Jeff-Miller said the scene feels like a family; it seems like everybody knows everybody.
“Everyone supports each other despite having our differences. We show love in our own ways,” Jeff-Miller said.
Above all, the scene isn’t just for those in a band.
“We have kids here that aren’t even in bands. But they broke out of their shells. And they go to these shows,” Townsend said. “That to me is a music community.”
Audiences find comfort in these bands, Smith said.
“We are very awkward people, but on stage, I’m going apes—, breaking records,” Smith said.
The Madison House and Lynchburg music scene need new faces, Mumin said.
“I know there’s some kid out there who’s been playing drums since he was 10 but he just isn’t in the music scene,” Mumin said.
Townsend said he works to support the growth of each person who enters the Madison House and sees connections happen at every event held.

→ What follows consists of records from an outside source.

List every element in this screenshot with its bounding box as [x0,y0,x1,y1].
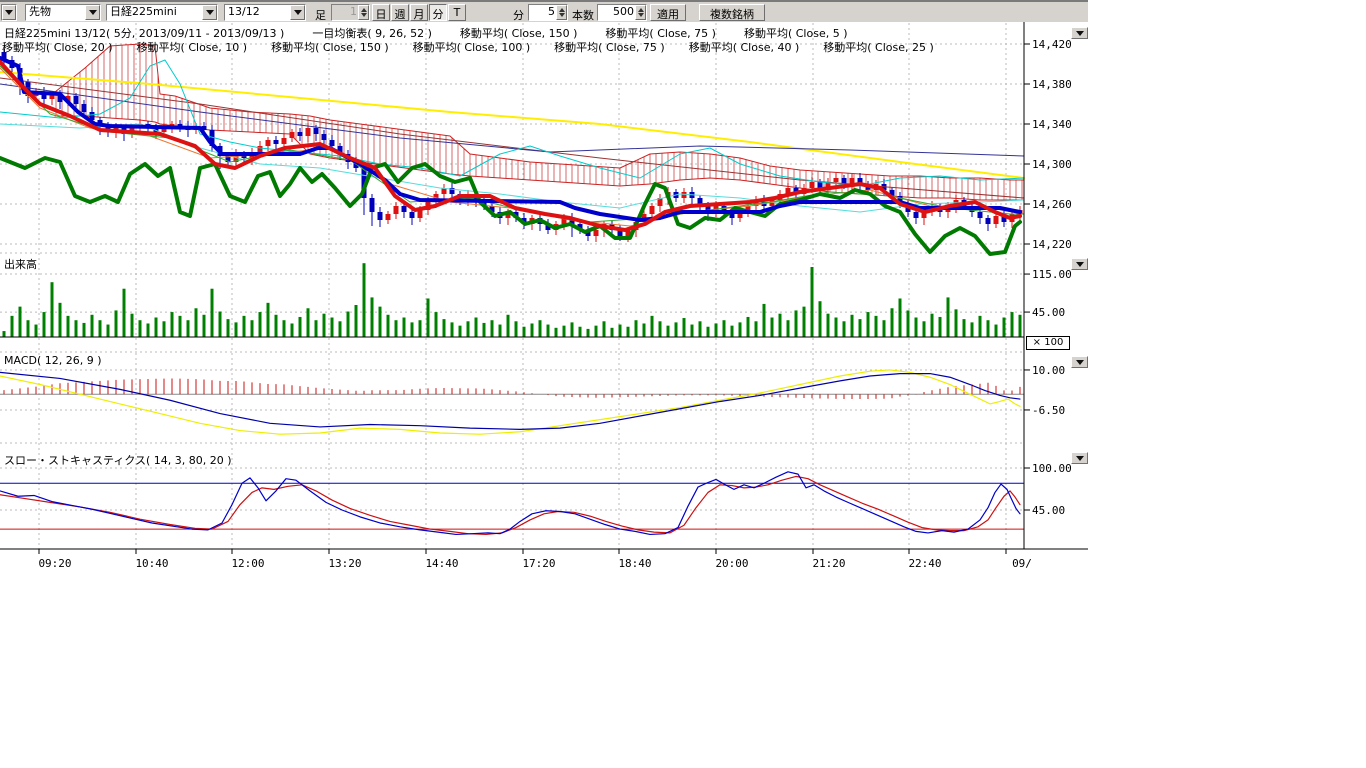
spinner-icon[interactable] [556,5,567,20]
ma-red-thick [0,62,1020,230]
chevron-down-icon[interactable] [290,5,305,20]
stochastics-plot [0,472,1024,535]
axis-label: 14,380 [1032,78,1072,91]
stoch-panel-dropdown[interactable] [1071,452,1088,464]
price-panel-dropdown[interactable] [1071,27,1088,39]
axis-label: 100.00 [1032,462,1072,475]
axis-label: 21:20 [812,557,845,570]
axis-label: 12:00 [231,557,264,570]
ma-green-thin [0,66,1024,222]
chevron-down-icon[interactable] [2,5,16,20]
symbol-combo[interactable]: 日経225mini [106,4,218,21]
ma-navy [0,84,1024,156]
chevron-down-icon [1076,360,1084,365]
bar-count-label: 本数 [572,7,594,23]
minutes-value: 5 [529,5,556,20]
ichimoku-cloud [55,44,1024,200]
axis-label: 18:40 [618,557,651,570]
bar-count-spinner[interactable]: 500 [597,4,647,21]
moving-average-lines [0,58,1024,254]
axes: 14,420 14,380 14,340 14,300 14,260 14,220 115.… [0,22,1088,570]
period-minute-button[interactable]: 分 [429,4,447,21]
ma-dark-red [0,78,1024,198]
grid [0,23,1024,549]
app-window: 先物 日経225mini 13/12 足 1 日 週 月 分 T 分 5 本数 … [0,0,1366,768]
mini-combo[interactable] [1,4,17,21]
axis-label: 13:20 [328,557,361,570]
interval-spinner: 1 [331,4,370,21]
axis-label: 10:40 [135,557,168,570]
axis-label: 09:20 [38,557,71,570]
axis-label: 22:40 [908,557,941,570]
contract-month-value: 13/12 [225,5,290,20]
chart-canvas: 14,420 14,380 14,340 14,300 14,260 14,220 115.… [0,0,1088,580]
axis-label: 14,340 [1032,118,1072,131]
interval-value: 1 [332,5,358,20]
chevron-down-icon [1076,262,1084,267]
axis-label: 115.00 [1032,268,1072,281]
instrument-type-value: 先物 [26,5,85,20]
symbol-value: 日経225mini [107,5,202,20]
axis-label: 09/ [1012,557,1032,570]
spinner-icon[interactable] [358,5,369,20]
axis-label: 14,220 [1032,238,1072,251]
axis-label: 17:20 [522,557,555,570]
axis-label: 14,420 [1032,38,1072,51]
multi-symbol-button[interactable]: 複数銘柄 [699,4,765,21]
macd-panel-dropdown[interactable] [1071,356,1088,368]
spinner-icon[interactable] [635,5,646,20]
chevron-down-icon[interactable] [202,5,217,20]
minutes-label: 分 [513,7,524,23]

“You have one kid [perform] and then another says, ‘Hey, I think I should form a band, we have like-minded ideas, I’m feeling what you’re feeling,’” Townsend said. “They are people emotionally connecting with each other through the arts.”
All three bands already have more shows lined up for the rest of the year all over Virginia. Townsend hopes to continue to work with everyone who comes to the Madison House and build a brighter future for Lynchburg.
“If you’re going to build up the future, the city, you need to know the future of the city is the kids,” Townsend said.